Construction durable au Luxembourg : une réponse essentielle à la crise
Face à la crise, la construction durable se présente comme une réponse incontournable. Au Luxembourg, où les prix de l’immobilier restent élevés malgré une baisse récente, la pression est forte pour privilégier des solutions rapides et moins coûteuses. Sébastien Jungen, directeur général de Bamolux, nous apporte sa vision éclairée.
Dans le contexte actuel de crise, la construction durable semble être une réponse évidente. Toutefois, est-ce réellement au cœur des préoccupations du secteur, en particulier au Luxembourg ? La réalité du marché immobilier luxembourgeois est spécifique, marquée par une demande faible et des prix élevés. Cette situation pousse bon nombre de promoteurs et constructeurs à choisir la rapidité et les coûts réduits au détriment de solutions durables ; un choix compréhensible compte tenu des contraintes économiques actuelles.
Les acheteurs, quant à eux, se concentrent avant tout sur le prix, influencés par la pression des taux d’intérêts. Dans ce contexte, vendeurs et acheteurs partagent un même objectif : réduire le coût immédiat de la transaction. La question de la durabilité, pourtant essentielle, est souvent reléguée au second plan.
Une transition inévitable
Malgré ce contexte difficile, il est clair que la transition vers des pratiques de construction plus respectueuses de l’environnement est désormais indispensable. Néanmoins, cette transition se heurte à plusieurs obstacles.
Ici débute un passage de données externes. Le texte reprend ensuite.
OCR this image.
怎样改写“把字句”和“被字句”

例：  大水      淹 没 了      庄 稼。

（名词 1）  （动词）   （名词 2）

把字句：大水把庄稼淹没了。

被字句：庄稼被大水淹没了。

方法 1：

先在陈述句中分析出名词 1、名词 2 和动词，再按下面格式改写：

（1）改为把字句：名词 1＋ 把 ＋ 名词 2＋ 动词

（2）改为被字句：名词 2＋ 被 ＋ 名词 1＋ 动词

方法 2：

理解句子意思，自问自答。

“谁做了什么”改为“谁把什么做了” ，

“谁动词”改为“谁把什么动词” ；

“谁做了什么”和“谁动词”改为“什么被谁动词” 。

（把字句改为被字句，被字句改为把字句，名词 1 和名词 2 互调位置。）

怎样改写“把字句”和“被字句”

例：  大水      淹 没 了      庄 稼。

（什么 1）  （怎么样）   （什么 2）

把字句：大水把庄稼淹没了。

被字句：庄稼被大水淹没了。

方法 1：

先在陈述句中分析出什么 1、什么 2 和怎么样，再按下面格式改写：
Le premier est d’ordre économique. Les matériaux et technologies durables ont un coût initial plus élevé. Bien que ces investissements puissent générer des économies substantielles à long terme, ils nécessitent un financement de départ souvent difficile à justifier, surtout dans un marché tendu. La pénurie de main-d’œuvre qualifiée dans le secteur de la construction complique également l’adoption de nouvelles pratiques. La formation des équipes prend du temps et mobilise des ressources supplémentaires, que les entreprises ne sont pas toujours prêtes à allouer.
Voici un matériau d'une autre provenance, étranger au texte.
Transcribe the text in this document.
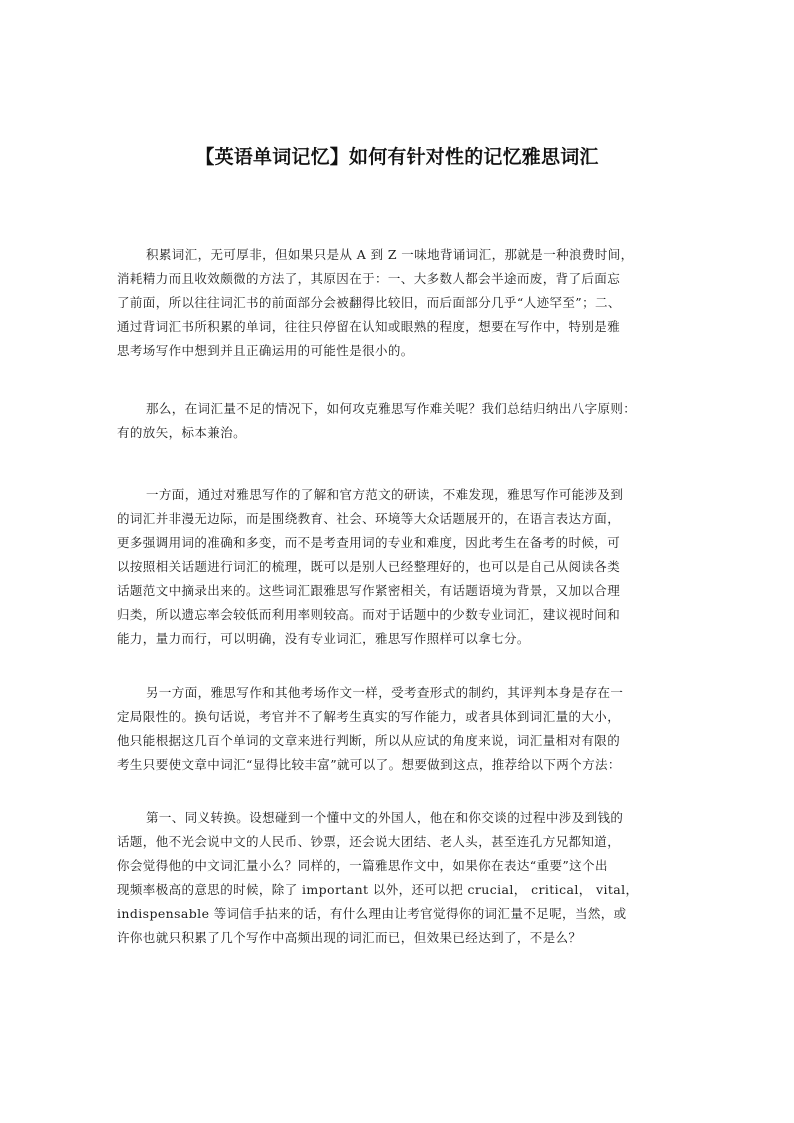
【英语单词记忆】如何有针对性的记忆雅思词汇
积累词汇，无可厚非，但如果只是从 A 到 Z 一味地背诵词汇，那就是一种浪费时间，
消耗精力而且收效颇微的方法了，其原因在于：一、大多数人都会半途而废，背了后面忘
了前面，所以往往词汇书的前面部分会被翻得比较旧，而后面部分几乎“人迹罕至”；二、
通过背词汇书所积累的单词，往往只停留在认知或眼熟的程度，想要在写作中，特别是雅
思考场写作中想到并且正确运用的可能性是很小的。
那么，在词汇量不足的情况下，如何攻克雅思写作难关呢？我们总结归纳出八字原则：
有的放矢，标本兼治。
一方面，通过对雅思写作的了解和官方范文的研读，不难发现，雅思写作可能涉及到
的词汇并非漫无边际，而是围绕教育、社会、环境等大众话题展开的，在语言表达方面，
更多强调用词的准确和多变，而不是考查用词的专业和难度，因此考生在备考的时候，可
以按照相关话题进行词汇的梳理，既可以是别人已经整理好的，也可以是自己从阅读各类
话题范文中摘录出来的。这些词汇跟雅思写作紧密相关，有话题语境为背景，又加以合理
归类，所以遗忘率会较低而利用率则较高。而对于话题中的少数专业词汇，建议视时间和
能力，量力而行，可以明确，没有专业词汇，雅思写作照样可以拿七分。
另一方面，雅思写作和其他考场作文一样，受考查形式的制约，其评判本身是存在一
定局限性的。换句话说，考官并不了解考生真实的写作能力，或者具体到词汇量的大小，
他只能根据这几百个单词的文章来进行判断，所以从应试的角度来说，词汇量相对有限的
考生只要使文章中词汇“显得比较丰富”就可以了。想要做到这点，推荐给以下两个方法：
第一、同义转换。设想碰到一个懂中文的外国人，他在和你交谈的过程中涉及到钱的
话题，他不光会说中文的人民币、钞票，还会说大团结、老人头，甚至连孔方兄都知道，
你会觉得他的中文词汇量小么？同样的，一篇雅思作文中，如果你在表达“重要”这个出
现频率极高的意思的时候，除了 important 以外，还可以把 crucial， critical， vital，
indispensable 等词信手拈来的话，有什么理由让考官觉得你的词汇量不足呢，当然，或
许你也就只积累了几个写作中高频出现的词汇而已，但效果已经达到了，不是么？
Ensuite, les aspects réglementaires freinent encore l’innovation. Les normes actuelles et les prescriptions techniques imposées dans les appels d’offres découragent les initiatives en faveur de la durabilité. Quant aux artisans, ils peinent à se positionner sur ce marché lorsque la demande en construction durable reste marginale. Sans demande forte de la part des clients, il est difficile pour eux de sortir des standards habituels.
Le coût de la durabilité
L’écart de coût entre une construction conventionnelle et une construction durable peut varier considérablement, selon les matériaux et les techniques employés. Les estimations placent souvent ce surcoût entre 5 % et 15 %.
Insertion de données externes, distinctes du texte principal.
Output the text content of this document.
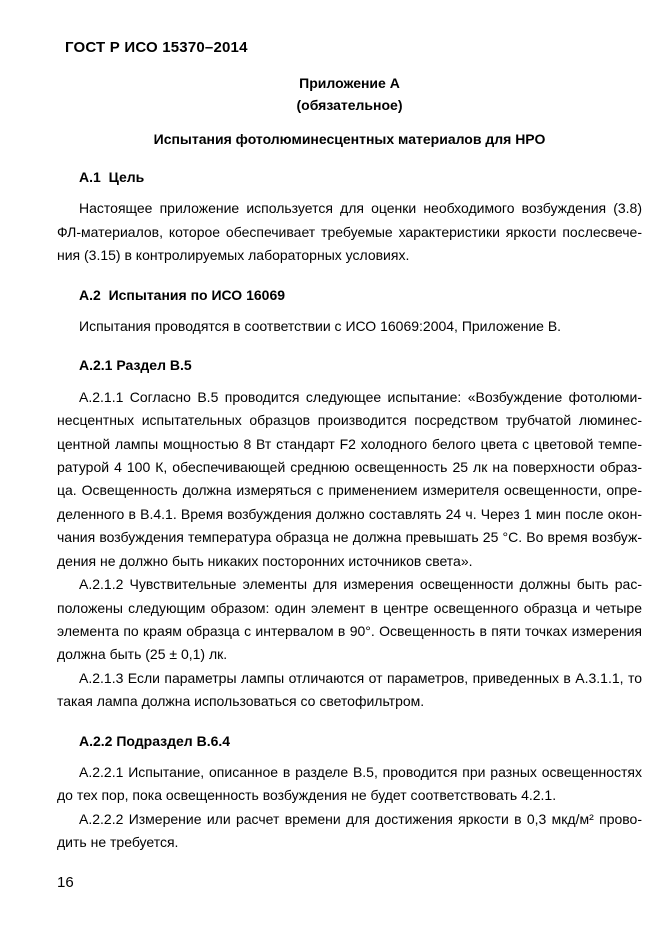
ГОСТ Р ИСО 15370–2014
Приложение А
(обязательное)
Испытания фотолюминесцентных материалов для НРО
А.1  Цель
Настоящее приложение используется для оценки необходимого возбуждения (3.8)
ФЛ-материалов, которое обеспечивает требуемые характеристики яркости послесвече-
ния (3.15) в контролируемых лабораторных условиях.
А.2  Испытания по ИСО 16069
Испытания проводятся в соответствии с ИСО 16069:2004, Приложение В.
А.2.1 Раздел В.5
А.2.1.1 Согласно В.5 проводится следующее испытание: «Возбуждение фотолюми-
несцентных испытательных образцов производится посредством трубчатой люминес-
центной лампы мощностью 8 Вт стандарт F2 холодного белого цвета с цветовой темпе-
ратурой 4 100 К, обеспечивающей среднюю освещенность 25 лк на поверхности образ-
ца. Освещенность должна измеряться с применением измерителя освещенности, опре-
деленного в В.4.1. Время возбуждения должно составлять 24 ч. Через 1 мин после окон-
чания возбуждения температура образца не должна превышать 25 °С. Во время возбуж-
дения не должно быть никаких посторонних источников света».
А.2.1.2 Чувствительные элементы для измерения освещенности должны быть рас-
положены следующим образом: один элемент в центре освещенного образца и четыре
элемента по краям образца с интервалом в 90°. Освещенность в пяти точках измерения
должна быть (25 ± 0,1) лк.
А.2.1.3 Если параметры лампы отличаются от параметров, приведенных в А.3.1.1, то
такая лампа должна использоваться со светофильтром.
А.2.2 Подраздел В.6.4
А.2.2.1 Испытание, описанное в разделе В.5, проводится при разных освещенностях
до тех пор, пока освещенность возбуждения не будет соответствовать 4.2.1.
А.2.2.2 Измерение или расчет времени для достижения яркости в 0,3 мкд/м² прово-
дить не требуется.
16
Par exemple, les matériaux écologiques tels que le bois certifié, l’isolation naturelle ou les peintures sans COV peuvent majorer le coût global de 5 à 10 %. Les certifications environnementales comme BREEAM ajoutent un surcoût de 2 à 3 %, tandis que l’intégration de technologies durables – panneaux solaires, systèmes de récupération d’eau, etc. – peut augmenter les dépenses de 2 à 3 % supplémentaires.
Malgré le fait que ce ces coûts initiaux soient plus élevés, les avantages à long terme sont indéniables. Les bâtiments durables offrent une meilleure efficacité énergétique, des coûts de maintenance réduits et une valorisation accrue des actifs immobiliers. Ces économies compensent souvent les surcoûts initiaux dans les années qui suivent. Toutefois, cela n’élimine pas la nécessité d’un financement plus important au départ, ce qui constitue un frein pour bon nombre de promoteurs et d’acheteurs.
Un rôle crucial pour les entreprises
Face à ces défis, les entreprises du secteur de la construction ont un rôle crucial à jouer. Adopter la construction durable dès maintenant, c’est préparer l’avenir. Cela permet non seulement de se différencier dans un marché concurrentiel, mais aussi d’anticiper les réglementations environnementales de plus en plus strictes qui se profilent.
Les aides et subventions disponibles pour les projets durables, ainsi que les incitations fiscales, sont autant d’opportunités à saisir pour alléger les coûts et attirer de nouveaux financements. Toutefois, il est nécessaire de lever certains freins pour maximiser ces opportunités. Cela passe par la formation des équipes, l’adaptation des prescriptions réglementaires et, surtout, la sensibilisation des acheteurs à l’importance de la durabilité.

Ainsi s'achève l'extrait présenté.